A town of traditional rustic character located between Mont Brome, a link in the chain of the Montérégiennes, and the Yamaska River, a tributary of the St. Lawrence River.
Following the American Revolution, John Savage, a Loyalist of Irish origin arrived in 1793 with an aim to colonize the Shefford sector, which in 1888 became the village of West Shefford, mainly Anglophone at that time. For his part George Adams, a merchant from Saint-Armand established himself in what became the village of Adamsville, incorporated in 1916.
In 1964 entrepreneur-brothers Rolland and Germain Désourdy imagined Bromont based on two lines of development: recreational tourism and high technology industry. From 1964 to 1974 the city expanded its territory by fusing with West Shefford and part of the village of Adamsville plus twelve annexations. The current population is 9,500 citizens.
The sports profile of Bromont is an international one. In 1964 the mountain welcomed its first skiers, eventually becoming the largest lit skiable area in North America that becomes a water park and mountain bike heaven in the summer. Figuring among its remarkable events Bromont has hosted the freestyle skiing, alpine skiing and mountain biking World Cups and the equestrian disciplines for the 1976 Olympic Games.
The Bromont National Cycling Centre opened in 2001. It is the only institution in Canada to bring together in a single environment the six cycling disciplines (road, track, mountain, cyclocross, BMX, para-cycling).

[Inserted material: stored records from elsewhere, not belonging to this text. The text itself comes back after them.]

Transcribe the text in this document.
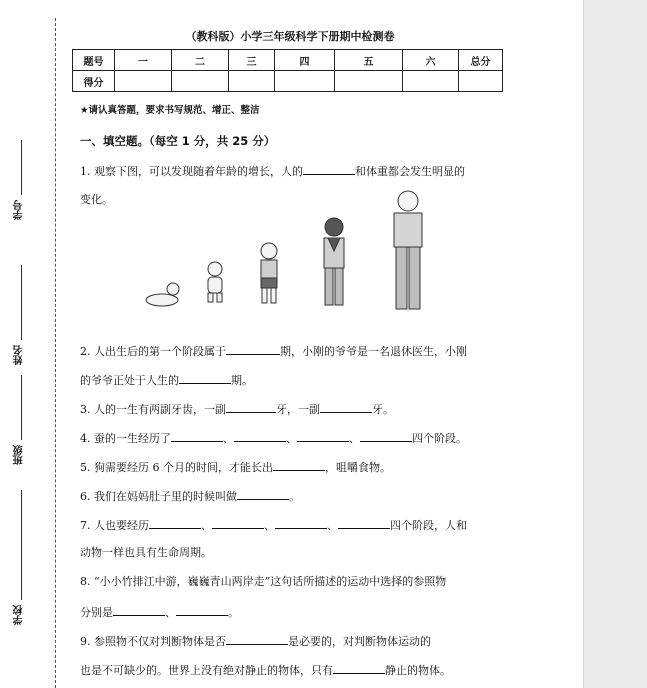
学号
姓名
班级
学校
（教科版）小学三年级科学下册期中检测卷
题号	一	二	三	四	五	六	总分
得分							
★请认真答题，要求书写规范、增正、整洁
一、填空题。（每空 1 分，共 25 分）
1. 观察下图，可以发现随着年龄的增长，人的	和体重都会发生明显的
变化。
2. 人出生后的第一个阶段属于	期，小刚的爷爷是一名退休医生，小刚
的爷爷正处于人生的	期。
3. 人的一生有两副牙齿，一副	牙，一副	牙。
4. 蚕的一生经历了	、	、	、	四个阶段。
5. 狗需要经历 6 个月的时间，才能长出	，咀嚼食物。
6. 我们在妈妈肚子里的时候叫做	。
7. 人也要经历	、	、	、	四个阶段，人和
动物一样也具有生命周期。
8. “小小竹排江中游，巍巍青山两岸走”这句话所描述的运动中选择的参照物
分别是	、	。
9. 参照物不仅对判断物体是否	是必要的，对判断物体运动的
也是不可缺少的。世界上没有绝对静止的物体，只有	静止的物体。
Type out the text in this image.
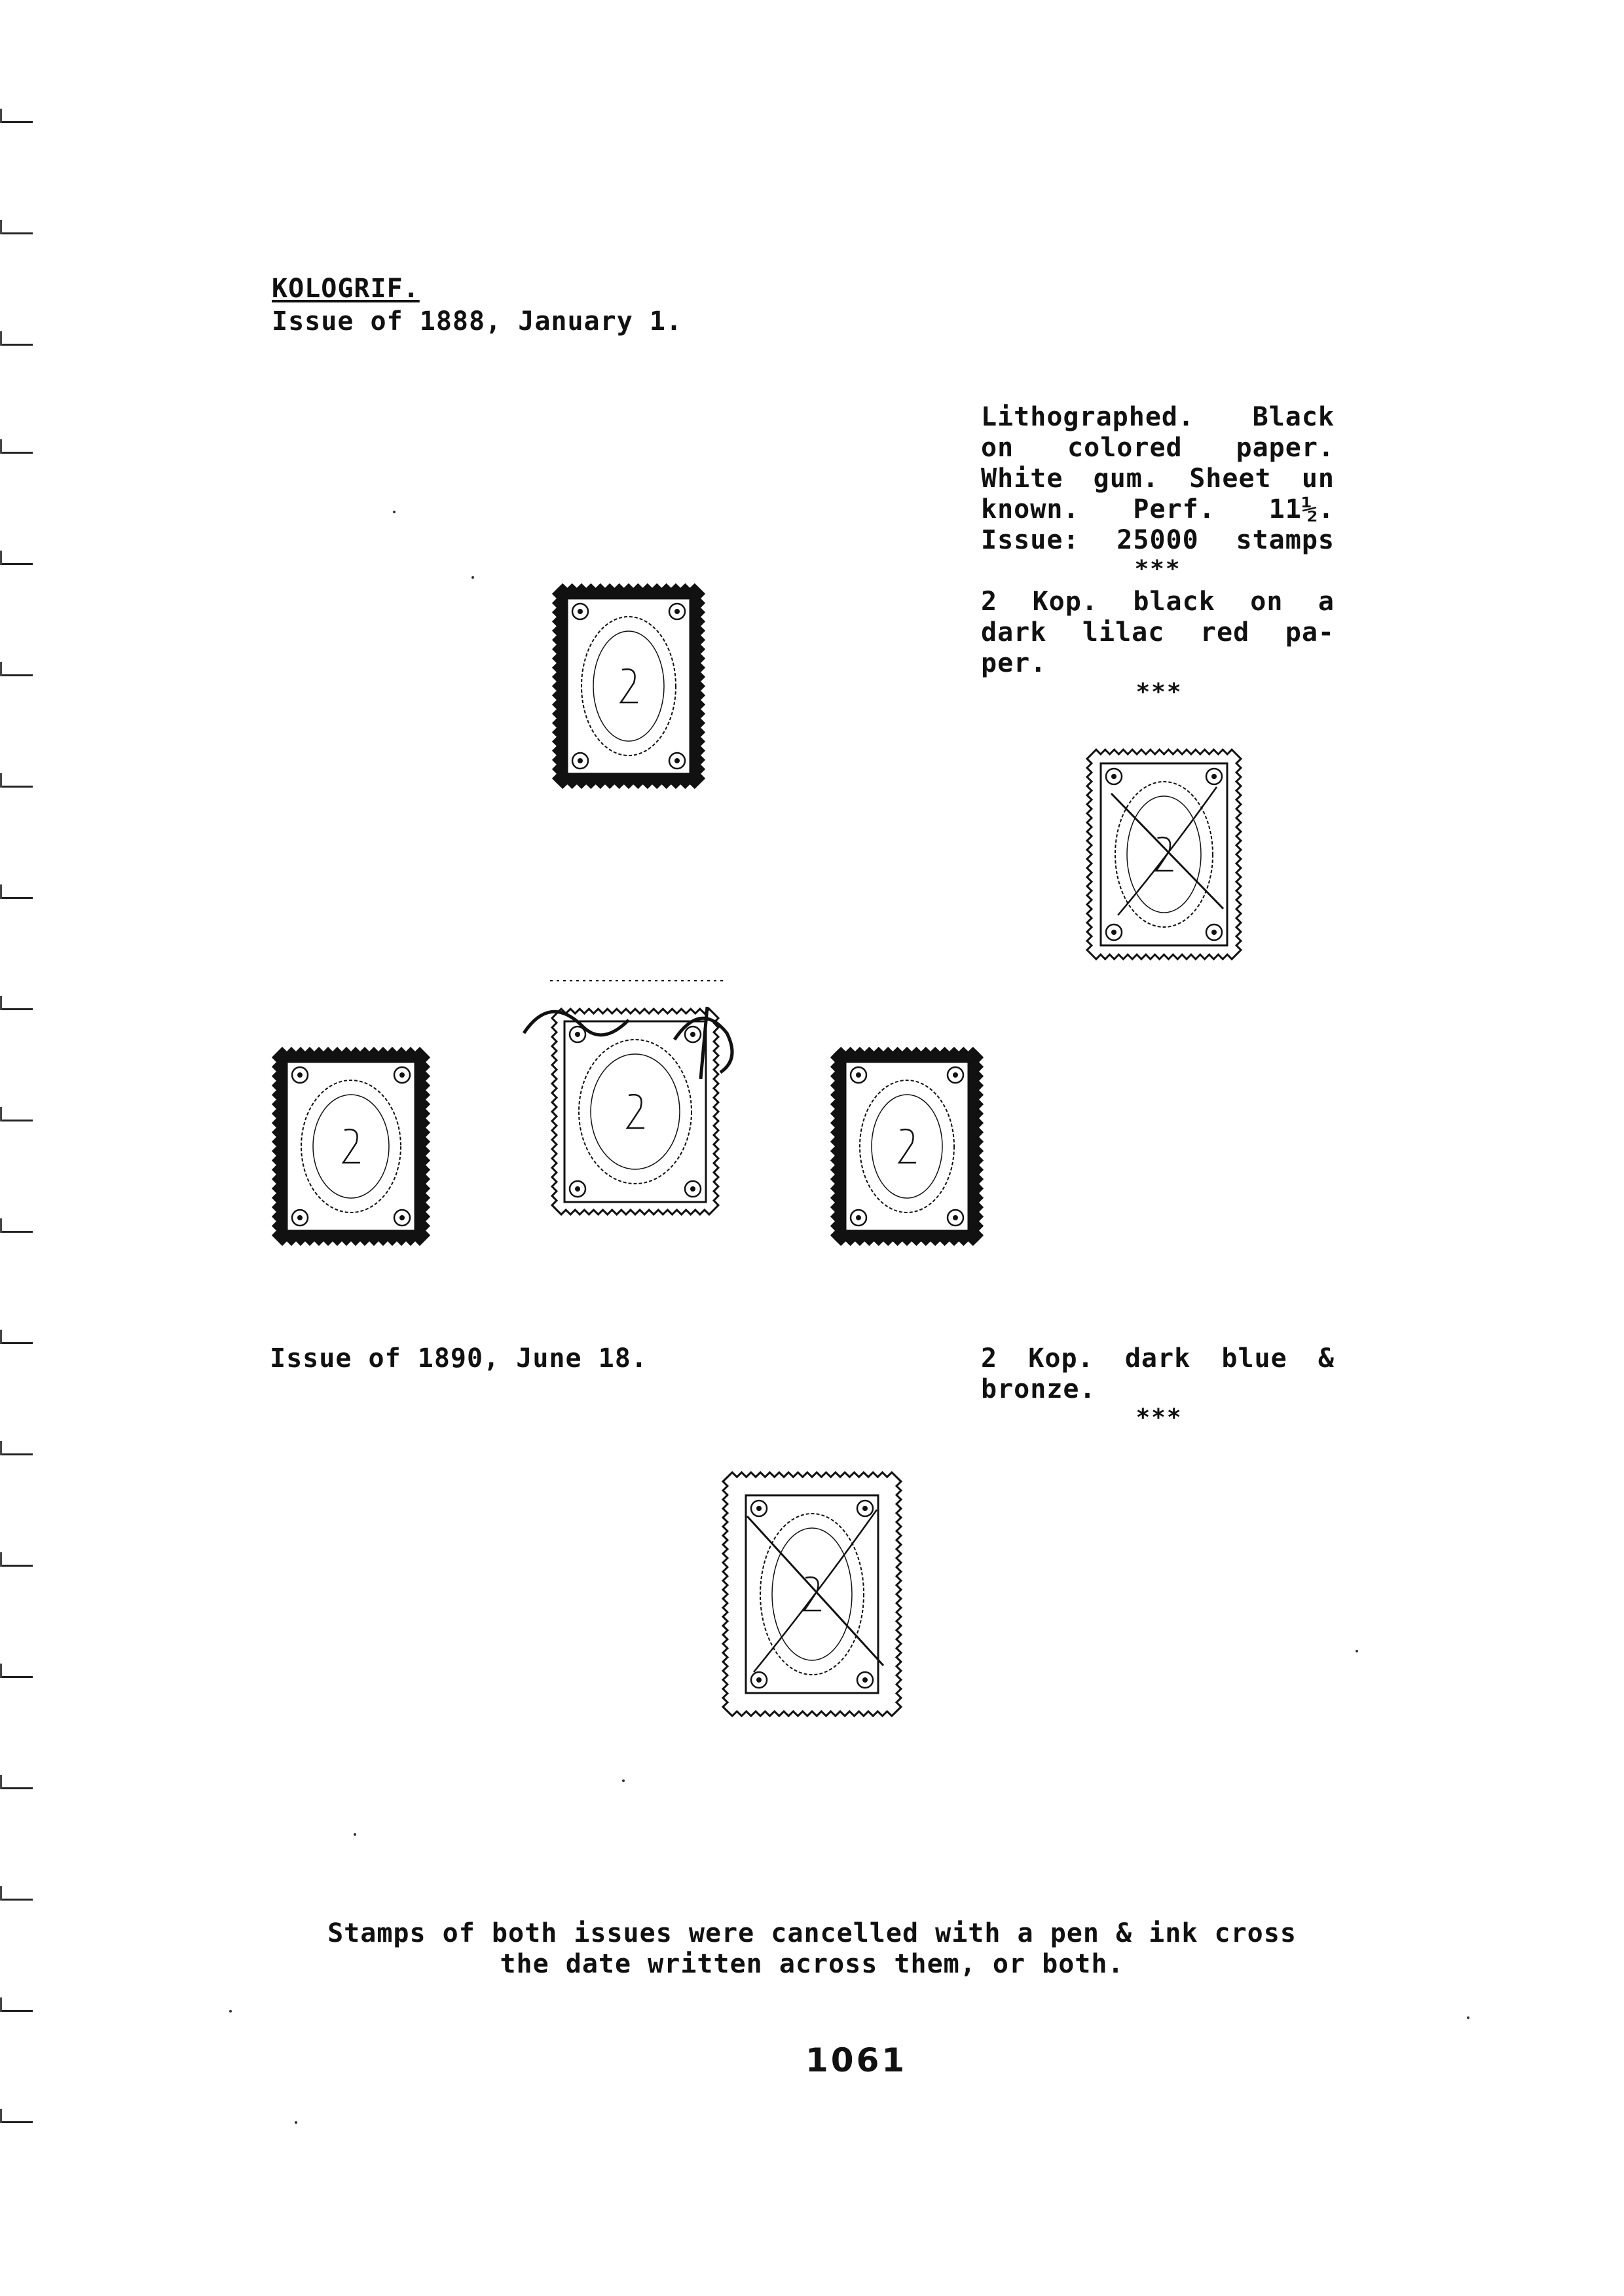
KOLOGRIF.
Issue of 1888, January 1.
Lithographed. Black
on colored paper.
White gum. Sheet un
known. Perf. 11½.
Issue: 25000 stamps
***
2 Kop. black on a
dark lilac red pa-
per.
***
Issue of 1890, June 18.	2 Kop. dark blue &
bronze.
***
Stamps of both issues were cancelled with a pen & ink cross
the date written across them, or both.
1061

The Old Village has a unique charm with its shops, cafes, restaurants, galleries, heritage route plus golf courses, biking the Route Verte cycling path, an extensive 100 km + multipurpose trail network and a festive calendar of art, theater and music.
Whether it is a stay for nature-seekers, sporting activities, events, relax or corporate affairs, Bromont’s accommodation distinguishes itself both in terms of diversity and quality.